今でこそ、写真はほぼすべてカラーで、いわゆるプロが取るカラー写真もイメージとしての洗練が高いわけです。

ただ、プロが見せてくれる写真は、もはや現実をリアルに切り取ったものというよりは、まるで画家のように、かなり写真家の意図のもとに構築されたイメージであるわけです。

翻って、戦時中の日本の場合、写真は白黒で、たとえ公共機関といえどもあまりカラーフィルムを使えませんでした。まあ、太平洋戦争が始まってからの日本はリソースの貧困化が著しかったわけですし。一方アメリカといえば、一般家庭でお手軽にカラー写真を撮り始めたのはさすがに50年代末ぐらいからですが、軍用となると潤沢な予算もあり、いろいろな局面でカラーで第二次世界大戦中の記録が残しています。原爆写真すらカラーでの記録があります。

さて、今日は広島に原爆が落とされた、原爆記念日

ここ最近感じるのは、むしろ若い世代のほうが、テクノロジーを使って原爆の記憶を未来に繋ぐことにエネルギーを注いでいる感じがします。最近毎朝欠かさず見ているモニフラでは、今朝今朝、記憶の解答という広島平和公園を歩きながら、当時の写真を見れるアプリの開発をしている広島出身、まだ19歳バリバリZ世代の庭田さんが登場。これARアプリです。すごい。

で、白黒で取られた写真に色を付けるというプロジェクトは、結構多くて、例えば開国直後にとられた白黒写真に色を付けたものを見ると、昔のよりリアルになった情景を見ることができます。

それはそれですばらしいし、このARアプリは、純粋にARの応用例としてももっと広がっていいと思います。例えば実家から近いこともあって私が好きな美術館の一つ江戸東京博物館とか、ARを取り入れるといいよね。それもカラーの。
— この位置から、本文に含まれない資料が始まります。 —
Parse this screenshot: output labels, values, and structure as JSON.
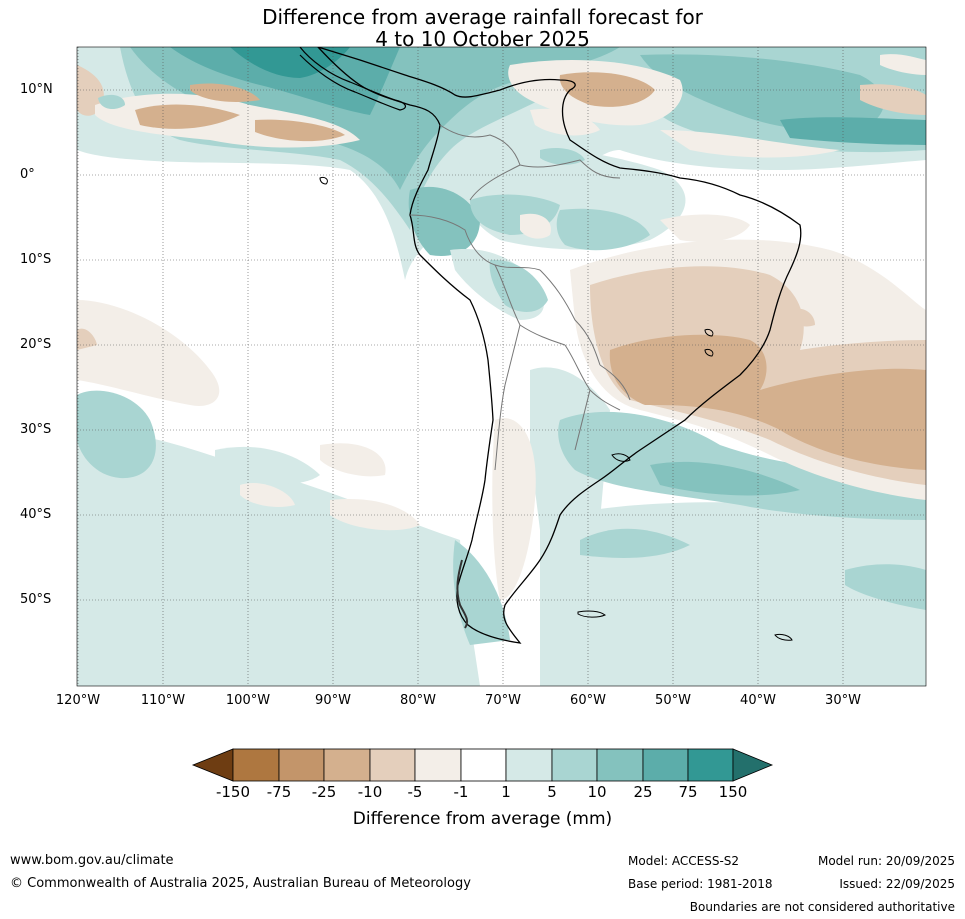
{
  "title": {
    "line1": "Difference from average rainfall forecast for",
    "line2": "4 to 10 October 2025"
  },
  "map": {
    "region": "South America",
    "latitude_labels": [
      "10°N",
      "0°",
      "10°S",
      "20°S",
      "30°S",
      "40°S",
      "50°S"
    ],
    "longitude_labels": [
      "120°W",
      "110°W",
      "100°W",
      "90°W",
      "80°W",
      "70°W",
      "60°W",
      "50°W",
      "40°W",
      "30°W"
    ]
  },
  "colorbar": {
    "ticks": [
      "-150",
      "-75",
      "-25",
      "-10",
      "-5",
      "-1",
      "1",
      "5",
      "10",
      "25",
      "75",
      "150"
    ],
    "colors": [
      "#6e3d12",
      "#ae7740",
      "#c3956a",
      "#d4b08e",
      "#e4cfbc",
      "#f3eee8",
      "#ffffff",
      "#d5e9e7",
      "#a9d5d2",
      "#84c2be",
      "#5cadaa",
      "#329894",
      "#23706c"
    ],
    "label": "Difference from average (mm)"
  },
  "footer": {
    "website": "www.bom.gov.au/climate",
    "copyright": "© Commonwealth of Australia 2025, Australian Bureau of Meteorology",
    "model": "Model: ACCESS-S2",
    "base_period": "Base period: 1981-2018",
    "model_run": "Model run: 20/09/2025",
    "issued": "Issued: 22/09/2025",
    "disclaimer": "Boundaries are not considered authoritative"
  }
}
でもそこでふと考えて、たとえばホロコースト博物館や、グラウンドゼロのアウシュビッツ収容所跡にARやVRを取り入れたらと思いついたのですが、それは絶対

トラウマものでしょう

 

私は、まだ小学生の低学年だった時に、アランルネのドキュメンタリーの傑作‘夜と霧‘をさすがに見たわけはないのですが、なぜかあの映画のチラシが新聞に挟まっていてそれを見ました。これトラウマ的原体験の一部になりました。

あれ、カラーですらなかったのに。

そして、日本人ですから、広島や長崎原爆関係の写真やFootageはそれなりに見てきましたが、それでも1985年アメリカで見たそれらの写真やフィルムFootageは、まったく違うレベルの衝撃でした。

なぜなら、それはカラーだったから

 

日本側は原爆被災者に関してカラー写真を撮っていません。転倒していますが、だからこそカラーアニメ`裸足のゲン‘が基本あまりにグロいという印象になってしまったわけです。

私たちはいつの間にか、白黒のイメージというフィルターのもとで原爆のリアルを眺めているつもりになっていました。

で、1985年何があったかというと、この年は広島原爆のあった1945年から40年たち、それまで封印されていた原爆関係記録のアーカイブが解放されたのです。

そして、その戦後ずっと封印されていたイメージが、アメリカの主に寄付だけで賄っているPBS (Public Broadcasting Service )の原爆40週年特番(確かすごく長かったのです2時間以上だった気がします。)で、大々的に放映されたのです。

私はこれを見ました。

 

なんというか、邦題が‘24時間の情事` (ヌーベルバーグの傑作、これもアランレネ、Hiroshima mon amour、ちなみにあの頃のフランス映画は今見ると本当に新鮮です。Netflixで何を見るか迷っているあなたにもお勧めです。ヌーベルバーグで、検索をかけて作品名をしらべるといいですよ。)で耳に残ってしまったフレーズ、

Tu n’as rien vu à Hiroshima(あなたは広島で何も見なかった)

 

これを受けた感じになりました。あ、この映画難解である者の、なんというか何かがすごく残るのです。アランルネでは‘去年マリエンバード‘出が大好きです。途中で眠りそうにもなりますが、ほとんど忘れてしまうボン百の映画と違い、やはり何かを見させられてしまう。あ、女優さんが恐ろしくきれいでした。

ちなみに、Googleをかけて、やっと出てきた、あの時見たものを思い起こさせてくれるカラー写真は、やっと一つ見つかりました。それでも、ダウンロードして、編集してフィルターをかけるとういういつものステップが苦痛でした。

あの時、TVで延々とこのレベルの生々しいカラー写真や、フィルムFootageを見たのです。

結局私は、小学生低学年の時にホロコーストのイメージを見て以来、見たくないものから目を背けるのはやめようとしたのではと思います。

見るということはとても罪深いことでもあります。だって、見て何もしなかったということでもありますから。

だからこそ、確かに見なくてはいけない。